En bas, dans le petit salon, elle poussa un cri de surprise en reconnaissant Mme Chambertier, la mère, la vieille dame qu'on ne voyait guère à Paris, car elle passait l'hiver dans son château de Provence et l'été en Suisse.
—Vous, chère madame!... Je vous croyais encore à Hyères. Et pourquoi ne pas dire votre nom? J'ai failli ne pas vous recevoir.

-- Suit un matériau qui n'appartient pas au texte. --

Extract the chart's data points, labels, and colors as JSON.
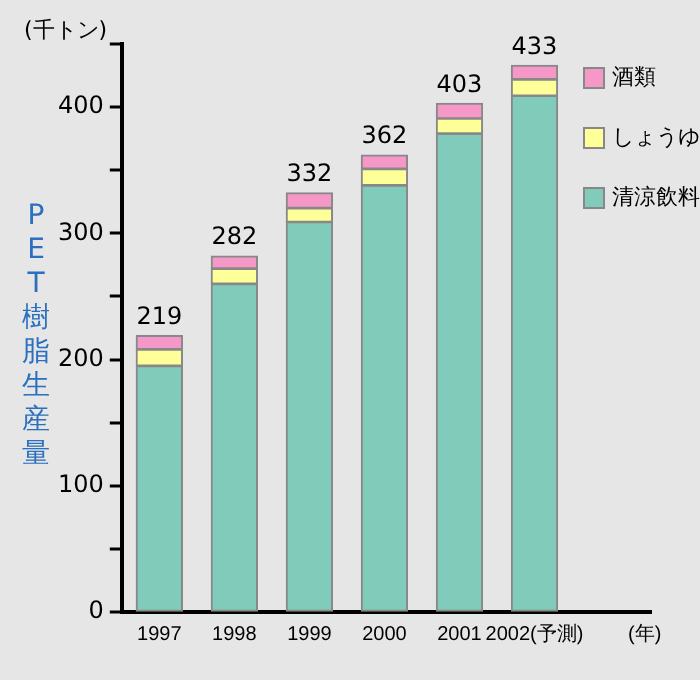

—Je l'aurais dit au dernier moment, s'il avait fallu, répondit Mme Chambertier. J'aime mieux qu'on ne sache pas que je suis venue ici, le matin, pour vous parler de choses graves.
—Des choses graves!...
Une appréhension serra la gorge de Simone. En même temps elle vit sur le visage de la vieille dame un air de tristesse et de rigidité qu'elle n'avait pas remarqué tout d'abord.
—Ma chère petite, commença Mme Chambertier, je viens au nom de l'amitié qui vous lie à ma belle-fille... Je viens faire appel à votre loyauté, à votre bon cœur...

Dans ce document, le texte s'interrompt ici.